If the doctor had said, “We are a small community hospital and don’t have surgical teams at the ready 24/7 or a NICU, thus your risk factors exclude you as a VBAC candidate under our hospital’s VBAC protocol,” I wouldn’t have been mad, disappointed, but not mad. However, he didn’t leave it at that. He had to tell me how poor my chances for a successful VBAC were and advise me of the futility of trying.
Um, he’s a medical doctor not a fortune teller. My single previous pregnancy and birth are not a sufficient sample-size on which to extrapolate. Also, even if my chances of a successful VBAC are low, it doesn’t mean it isn’t worth a shot to try and avoid major abdominal surgery.
So frustrating. And thus, I am 21 weeks and searching out another practice/hospital that will take me so that I may attempt a VBAC. After my c-section with Mabel, the midwife and OB who attended the birth assured me that there was no reason I couldn’t try for a VBAC in the future. They chalked my failure to progress with her poor positioning (neither face-up, nor face-down, but cock-eyed) and felt it was a fluke and not an indicator that I was incapable of a vaginal delivery.
I’m a scientist. I know there are risks. I also know that you can plan all you want and you aren’t guaranteed the birth you planned on.
However, I also know that the American College of Obstetricians and Gynecologists (ACOG) issued the following guidelines:
Attempting a vaginal birth after cesarean (VBAC) is a safe and appropriate choice for most women who have had a prior cesarean delivery, including for some women who have had two previous cesareans, according to guidelines released today by The American College of Obstetricians and Gynecologists. Source.
Based on the science and recommendations, the doctor should have said, “You don’t fit in this hospital’s protocol, I encourage you, based on ACOG guidelines to find another provider at another hospital that is better equipped to help you attempt a VBAC.”
Thusly, I am searching for a new provider.

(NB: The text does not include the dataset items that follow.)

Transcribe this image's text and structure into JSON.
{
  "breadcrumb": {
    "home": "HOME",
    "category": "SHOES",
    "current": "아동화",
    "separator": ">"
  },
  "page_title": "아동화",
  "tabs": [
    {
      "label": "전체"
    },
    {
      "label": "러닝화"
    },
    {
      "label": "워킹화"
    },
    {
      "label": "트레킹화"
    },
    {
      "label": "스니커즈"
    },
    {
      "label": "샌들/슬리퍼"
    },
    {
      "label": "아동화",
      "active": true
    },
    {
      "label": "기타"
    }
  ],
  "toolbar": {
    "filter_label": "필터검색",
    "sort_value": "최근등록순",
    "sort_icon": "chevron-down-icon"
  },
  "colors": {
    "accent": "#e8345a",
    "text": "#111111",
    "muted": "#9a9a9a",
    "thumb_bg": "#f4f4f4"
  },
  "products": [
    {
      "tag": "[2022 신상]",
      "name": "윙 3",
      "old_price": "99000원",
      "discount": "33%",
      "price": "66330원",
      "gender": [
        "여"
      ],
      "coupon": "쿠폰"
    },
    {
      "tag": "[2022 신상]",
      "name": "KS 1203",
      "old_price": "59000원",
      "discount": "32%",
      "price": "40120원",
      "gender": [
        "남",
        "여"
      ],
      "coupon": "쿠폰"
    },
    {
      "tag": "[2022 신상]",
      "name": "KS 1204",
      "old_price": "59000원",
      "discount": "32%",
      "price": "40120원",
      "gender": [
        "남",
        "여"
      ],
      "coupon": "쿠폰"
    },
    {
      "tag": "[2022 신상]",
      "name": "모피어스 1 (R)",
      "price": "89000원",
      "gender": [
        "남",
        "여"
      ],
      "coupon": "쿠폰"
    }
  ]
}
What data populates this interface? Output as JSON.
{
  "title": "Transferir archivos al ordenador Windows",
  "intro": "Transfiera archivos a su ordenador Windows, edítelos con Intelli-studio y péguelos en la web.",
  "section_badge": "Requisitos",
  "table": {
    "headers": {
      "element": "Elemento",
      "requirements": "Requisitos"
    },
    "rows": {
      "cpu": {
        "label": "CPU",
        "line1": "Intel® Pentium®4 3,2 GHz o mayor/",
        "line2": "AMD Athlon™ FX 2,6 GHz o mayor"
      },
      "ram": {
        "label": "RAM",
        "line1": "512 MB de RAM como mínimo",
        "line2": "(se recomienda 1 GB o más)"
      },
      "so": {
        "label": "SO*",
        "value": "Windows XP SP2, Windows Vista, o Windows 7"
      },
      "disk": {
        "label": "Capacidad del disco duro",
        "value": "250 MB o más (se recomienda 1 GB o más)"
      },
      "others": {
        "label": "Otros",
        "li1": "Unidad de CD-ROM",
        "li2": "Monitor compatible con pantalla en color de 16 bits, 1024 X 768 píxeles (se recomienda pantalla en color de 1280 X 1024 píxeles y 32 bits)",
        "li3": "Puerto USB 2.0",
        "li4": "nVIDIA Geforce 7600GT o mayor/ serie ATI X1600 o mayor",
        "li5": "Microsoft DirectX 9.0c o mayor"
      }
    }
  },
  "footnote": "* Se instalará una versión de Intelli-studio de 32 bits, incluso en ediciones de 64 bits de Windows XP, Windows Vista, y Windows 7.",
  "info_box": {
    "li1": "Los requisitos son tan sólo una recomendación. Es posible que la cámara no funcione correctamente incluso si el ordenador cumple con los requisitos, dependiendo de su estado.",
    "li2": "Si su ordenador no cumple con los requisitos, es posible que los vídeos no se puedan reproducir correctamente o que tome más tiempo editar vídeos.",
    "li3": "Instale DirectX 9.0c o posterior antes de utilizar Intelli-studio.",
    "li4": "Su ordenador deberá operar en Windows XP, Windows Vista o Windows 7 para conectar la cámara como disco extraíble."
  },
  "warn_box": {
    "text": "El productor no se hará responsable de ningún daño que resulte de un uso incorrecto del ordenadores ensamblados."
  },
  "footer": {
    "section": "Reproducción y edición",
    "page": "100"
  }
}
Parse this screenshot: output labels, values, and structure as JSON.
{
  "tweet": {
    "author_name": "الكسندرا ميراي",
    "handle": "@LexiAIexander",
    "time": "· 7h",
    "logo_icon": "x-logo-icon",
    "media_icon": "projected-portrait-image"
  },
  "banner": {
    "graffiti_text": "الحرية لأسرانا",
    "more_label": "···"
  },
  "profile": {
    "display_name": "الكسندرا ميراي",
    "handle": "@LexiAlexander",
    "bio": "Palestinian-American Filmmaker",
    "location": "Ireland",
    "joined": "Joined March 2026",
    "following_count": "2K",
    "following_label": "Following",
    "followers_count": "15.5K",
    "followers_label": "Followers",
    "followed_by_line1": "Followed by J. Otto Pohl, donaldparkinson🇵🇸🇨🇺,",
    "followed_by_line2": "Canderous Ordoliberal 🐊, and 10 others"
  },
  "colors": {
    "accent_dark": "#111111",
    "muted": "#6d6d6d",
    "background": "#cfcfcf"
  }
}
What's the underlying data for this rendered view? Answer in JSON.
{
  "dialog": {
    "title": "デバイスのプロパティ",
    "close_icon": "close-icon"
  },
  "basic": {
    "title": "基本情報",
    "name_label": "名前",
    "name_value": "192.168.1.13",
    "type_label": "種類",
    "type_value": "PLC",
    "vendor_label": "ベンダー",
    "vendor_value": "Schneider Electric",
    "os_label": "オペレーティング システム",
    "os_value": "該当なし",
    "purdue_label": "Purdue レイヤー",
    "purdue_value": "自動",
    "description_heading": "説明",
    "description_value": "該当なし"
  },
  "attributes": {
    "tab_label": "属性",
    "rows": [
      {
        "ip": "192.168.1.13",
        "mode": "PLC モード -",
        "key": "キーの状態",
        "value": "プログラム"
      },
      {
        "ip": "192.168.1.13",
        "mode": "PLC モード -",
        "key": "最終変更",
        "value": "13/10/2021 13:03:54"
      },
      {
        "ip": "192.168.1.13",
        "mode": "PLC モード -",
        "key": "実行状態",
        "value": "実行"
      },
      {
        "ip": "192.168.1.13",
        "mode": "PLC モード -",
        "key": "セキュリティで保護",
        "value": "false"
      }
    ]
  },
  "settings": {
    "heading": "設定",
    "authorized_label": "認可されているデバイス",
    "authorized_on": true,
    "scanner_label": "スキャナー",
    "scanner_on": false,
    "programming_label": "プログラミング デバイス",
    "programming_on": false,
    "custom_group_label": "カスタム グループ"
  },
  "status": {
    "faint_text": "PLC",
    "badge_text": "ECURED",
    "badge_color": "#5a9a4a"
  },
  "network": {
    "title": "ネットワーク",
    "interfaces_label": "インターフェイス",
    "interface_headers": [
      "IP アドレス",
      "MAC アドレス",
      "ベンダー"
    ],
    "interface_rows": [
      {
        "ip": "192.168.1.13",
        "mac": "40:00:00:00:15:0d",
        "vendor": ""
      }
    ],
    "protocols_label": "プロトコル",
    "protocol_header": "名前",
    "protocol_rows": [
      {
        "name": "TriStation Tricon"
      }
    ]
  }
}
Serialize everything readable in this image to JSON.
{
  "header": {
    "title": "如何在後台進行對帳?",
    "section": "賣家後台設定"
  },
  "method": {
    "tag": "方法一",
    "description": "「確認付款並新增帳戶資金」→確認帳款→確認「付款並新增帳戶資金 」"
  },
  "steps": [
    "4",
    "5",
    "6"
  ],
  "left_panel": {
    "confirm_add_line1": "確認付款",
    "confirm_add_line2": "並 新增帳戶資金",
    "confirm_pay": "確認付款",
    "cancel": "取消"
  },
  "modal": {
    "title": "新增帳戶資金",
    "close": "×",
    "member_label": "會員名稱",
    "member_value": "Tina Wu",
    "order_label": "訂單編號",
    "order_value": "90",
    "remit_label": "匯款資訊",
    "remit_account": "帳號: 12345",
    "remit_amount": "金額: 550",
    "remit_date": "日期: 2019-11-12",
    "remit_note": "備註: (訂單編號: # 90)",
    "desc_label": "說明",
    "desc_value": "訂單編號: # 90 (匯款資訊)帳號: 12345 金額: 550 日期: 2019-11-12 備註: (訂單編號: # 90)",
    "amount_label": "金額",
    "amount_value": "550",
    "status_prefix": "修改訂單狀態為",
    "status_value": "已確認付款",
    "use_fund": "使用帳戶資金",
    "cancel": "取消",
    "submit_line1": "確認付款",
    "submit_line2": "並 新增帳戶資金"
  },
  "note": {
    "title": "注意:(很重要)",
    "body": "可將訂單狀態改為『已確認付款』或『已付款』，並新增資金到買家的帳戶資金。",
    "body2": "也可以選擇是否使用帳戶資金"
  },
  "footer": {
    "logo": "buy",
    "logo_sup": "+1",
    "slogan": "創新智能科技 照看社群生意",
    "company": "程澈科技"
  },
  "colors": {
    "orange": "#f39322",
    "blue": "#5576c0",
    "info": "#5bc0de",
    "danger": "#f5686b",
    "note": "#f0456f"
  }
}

With impeccable timing, today, my cousin posted a link to this article in The Sun about Ina May Gaskin- the most well-known and well-respected midwife in US and probably the world: Oh Baby: Ina May Gaskin on the medicalization of birth. I love that Gaskin speaks in citations- she mentions her facts and data and their source. When there is insufficient evidence for her to draw a conclusion, she doesn’t offer an opinion, she states that there hasn’t been enough research. What a breath of science-minded fresh air.
The two particular quotes (out of many) from Gaskin that stood out to me are below:
The U.S. maternal death rate steadily decreased between 1936 and 1982. At that point it leveled off for a few years and then began rising. Women today actually face twice the chance that their mothers did of dying from pregnancy-related causes.
A vaginal birth has always been safer for the mother. The risk of death of the mother is three times greater for c-section than for vaginal birth. If we’re talking about emergency c-section only, this figure rises to four times greater. (Source)
I will continue to advocate for myself, I will push to receive care informed by science and medicine, not unsupported opinion and baseless predictions. That I have to go to such great lengths to find a practitioner to provide such care is a terrible shame.